On Sat, Jul 08, 2006 at 12:16:16PM +1000, Aaron Harwood wrote:
> I wouldn't think it impossible for a P2P design to combine raw  
> information as it
> flows from peer to peer, so as to reduce redundant information (e.g.  
> peers might
> arrange themselves effectively into a mesh and thus only communicate  
> a small
> number of neighbors), or to make use
> of an innovative DHT approach. Of course, it would
> be more difficult to implement this compared to the centralized  
> approach and the
> only real benefit I guess is that nobody particularly has to run a  
> central server
> for everyone else.


The problem is trust.  In this case, there are reasons for people to
try to screw up the system.   TV networks don't want you skipping
ads, they would be well motivated to insert peers that pass you
"distilled" information from thousands of other users that's bogus.
Or positive reviews of their tv shows telling you to watch them.

So then you need a system to be able to identify peers, give them
repuatations, ignore their info if you learn it's bogus, and this all
has to work if they inserted info indirectly via other peers.

And once you discover they are bogus, do you share it?  How do you stop
them from creating a fresh identity with no bad rep and inserting bad
info again?

Again this cries for centralization.   

Sharing bits of video doesn't (and has copyright issues as well.)

> Did we meet at CodeCon earlier this year?
Quite possibly.
> 
> Yeah. Cut lists would not be very big and they would likely compress  
> a lot since
> commercials are reasonably regularly spaced and so forth.

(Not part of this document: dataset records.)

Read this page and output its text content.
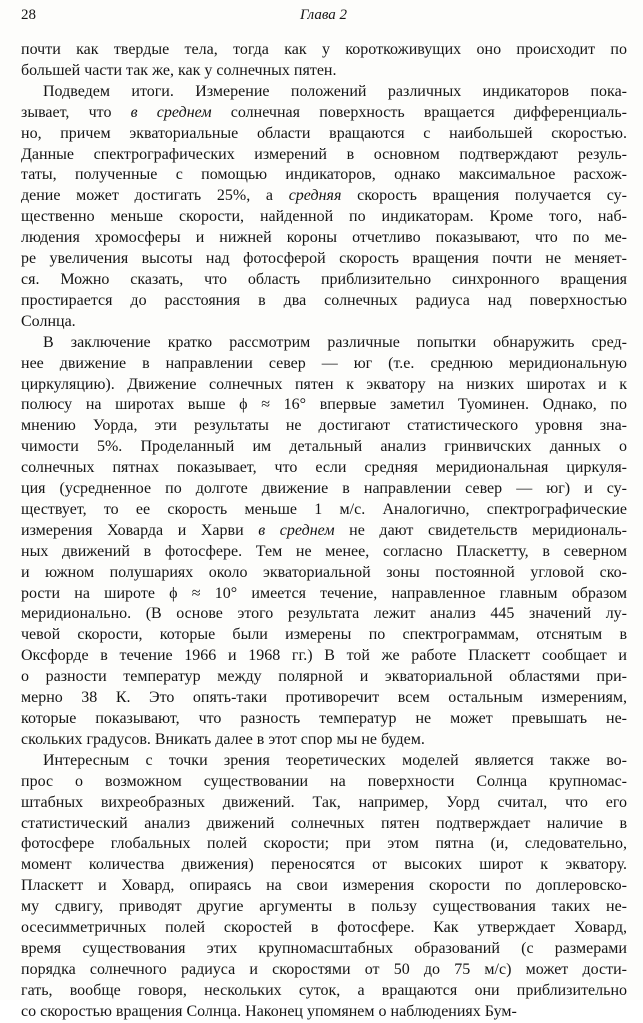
28	Глава 2
почти как твердые тела, тогда как у короткоживущих оно происходит по
большей части так же, как у солнечных пятен.
Подведем итоги. Измерение положений различных индикаторов пока-
зывает, что в среднем солнечная поверхность вращается дифференциаль-
но, причем экваториальные области вращаются с наибольшей скоростью.
Данные спектрографических измерений в основном подтверждают резуль-
таты, полученные с помощью индикаторов, однако максимальное расхож-
дение может достигать 25%, а средняя скорость вращения получается су-
щественно меньше скорости, найденной по индикаторам. Кроме того, наб-
людения хромосферы и нижней короны отчетливо показывают, что по ме-
ре увеличения высоты над фотосферой скорость вращения почти не меняет-
ся. Можно сказать, что область приблизительно синхронного вращения
простирается до расстояния в два солнечных радиуса над поверхностью
Солнца.
В заключение кратко рассмотрим различные попытки обнаружить сред-
нее движение в направлении север — юг (т.е. среднюю меридиональную
циркуляцию). Движение солнечных пятен к экватору на низких широтах и к
полюсу на широтах выше ϕ ≈ 16° впервые заметил Туоминен. Однако, по
мнению Уорда, эти результаты не достигают статистического уровня зна-
чимости 5%. Проделанный им детальный анализ гринвичских данных о
солнечных пятнах показывает, что если средняя меридиональная циркуля-
ция (усредненное по долготе движение в направлении север — юг) и су-
ществует, то ее скорость меньше 1 м/с. Аналогично, спектрографические
измерения Ховарда и Харви в среднем не дают свидетельств меридиональ-
ных движений в фотосфере. Тем не менее, согласно Пласкетту, в северном
и южном полушариях около экваториальной зоны постоянной угловой ско-
рости на широте ϕ ≈ 10° имеется течение, направленное главным образом
меридионально. (В основе этого результата лежит анализ 445 значений лу-
чевой скорости, которые были измерены по спектрограммам, отснятым в
Оксфорде в течение 1966 и 1968 гг.) В той же работе Пласкетт сообщает и
о разности температур между полярной и экваториальной областями при-
мерно 38 К. Это опять-таки противоречит всем остальным измерениям,
которые показывают, что разность температур не может превышать не-
скольких градусов. Вникать далее в этот спор мы не будем.
Интересным с точки зрения теоретических моделей является также во-
прос о возможном существовании на поверхности Солнца крупномас-
штабных вихреобразных движений. Так, например, Уорд считал, что его
статистический анализ движений солнечных пятен подтверждает наличие в
фотосфере глобальных полей скорости; при этом пятна (и, следовательно,
момент количества движения) переносятся от высоких широт к экватору.
Пласкетт и Ховард, опираясь на свои измерения скорости по доплеровско-
му сдвигу, приводят другие аргументы в пользу существования таких не-
осесимметричных полей скоростей в фотосфере. Как утверждает Ховард,
время существования этих крупномасштабных образований (с размерами
порядка солнечного радиуса и скоростями от 50 до 75 м/с) может дости-
гать, вообще говоря, нескольких суток, а вращаются они приблизительно
со скоростью вращения Солнца. Наконец упомянем о наблюдениях Бум-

By not big, we're talking a few score bytes.   Tiny fractions of
packets.  There are no bandwidth wins here with P2P.

> 
> >Except that running the central server for a particular show would be
> >little higher than the load of being a peer in a true P2P network.
> 
> But still, someone has to run it. What happens when they stop running  
> it?

There's no reason to have only one.  But there's no reason to have a million
either.


Anyway, if you want to try a P2P system, check with Isaac.   He may not be
willing to do it.   He said a central recommendation system would be run by
him only, and he gets to decide what goes in myth core.